The cop asked why they were driving with an obscenity on their car. When they explained it was an exercise in public education, he responded: "How could you possibly be educating people? That makes absolutely no sense. I want to take a razor blade like right now and take that off your car."
Despite their entreaties that he not, Davies said, "He actually took his fingernail and started scraping. As soon as we told him we didn't want to take it off he started scraping it off with his fingernail."
After saying he could not be interviewed on camera in uniform, the officer drove away.
After stopping back by the Alternative office for a videotaped interview the next day, Davies and Monson drove to Crothersville to talk about Aaron Hall. The next day she sent an e-mail.
"Thanks for taking the time to meet with us," she wrote. "We met with Aaron's mother last night and a few people along the way. Two guys yelled out 'fag' at us while we were on the side of the road, and I signaled for them to come back, and they did, so we interviewed them."
While her eyes were opened to the frighteningly harsh realities of being gay in America, Davies said her two-month adventure has been a healing experience of sorts.

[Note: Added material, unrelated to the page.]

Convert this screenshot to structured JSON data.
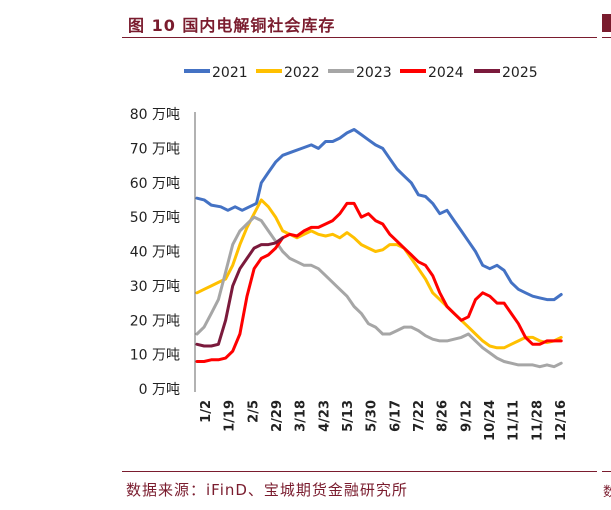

"I've got to see people's reactions good and bad," she said. "But, literally, the good responses I've gotten are like 1,000 compared to one bad one. There's been so many random acts of kindness, it gives me chills thinking about all the things people have done for me all along the way."
Davies is going to take a year off from school and is planning a speaking tour. She's also going to make a documentary of her journey.
"I just think that it's very inspiring that something that could easily have made me question humanity or question people or the goodness in people has totally done the opposite and kind of restored my faith in the fact that there are so many good people out there," she said. "It's awesome."